We see the internal models of our test reward estimator have scores that are similar to those on the test set. As with the training set, this gives us confidence that the estimated rewards are a fair reflection of reality, and will serve as a good basis for evaluation.
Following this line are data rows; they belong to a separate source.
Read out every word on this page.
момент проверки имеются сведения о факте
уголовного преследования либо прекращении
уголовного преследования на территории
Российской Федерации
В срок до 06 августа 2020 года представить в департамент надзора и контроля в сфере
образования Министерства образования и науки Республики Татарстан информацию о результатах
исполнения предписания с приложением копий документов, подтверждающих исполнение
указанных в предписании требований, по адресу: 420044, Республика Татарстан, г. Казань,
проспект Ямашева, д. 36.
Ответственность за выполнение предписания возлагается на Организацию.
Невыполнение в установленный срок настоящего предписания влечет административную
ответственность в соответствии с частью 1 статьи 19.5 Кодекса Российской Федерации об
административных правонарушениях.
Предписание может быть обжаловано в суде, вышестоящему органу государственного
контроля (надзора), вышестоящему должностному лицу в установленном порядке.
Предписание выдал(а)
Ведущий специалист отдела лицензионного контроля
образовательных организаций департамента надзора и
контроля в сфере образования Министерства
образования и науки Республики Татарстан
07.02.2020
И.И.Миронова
We can now evaluate the quality using these new estimated rewards. First, we will calculate the average predicted MPG under the treatments prescribed by the tree for the test set. To do this, we use `predict_outcomes`

which uses the model to make prescriptions and looks up the predicted outcomes under these prescriptions:

`policy_outcomes = IAI.predict_outcomes(grid, test_X, test_rewards)`

```
196-element Vector{Float64}:
13.02366889
13.1019369
13.26536812
12.9517449
12.99406544
12.67350622
22.83901263
26.44638436
23.16949622
23.68354799
⋮
20.03357808
26.42930003
38.57785239
46.66702847
26.56066784
27.39004761
34.79286695
32.10071157
31.56293754
```

We can then get the average estimated MPG under our treatments:

```
using Statistics
mean(policy_outcomes)
```

`23.98875902`

We can compare this number to the average estimated MPG under a baseline policy that assigns the same treatment to all observations regardless of their features. Let us compare to a policy that assigns 17 everywhere:

`mean(test_rewards[:, "17"])`

`23.11359676`

We can see that the personalization offered by the tree policy indeed improves upon a baseline where each observation receives the same treatment.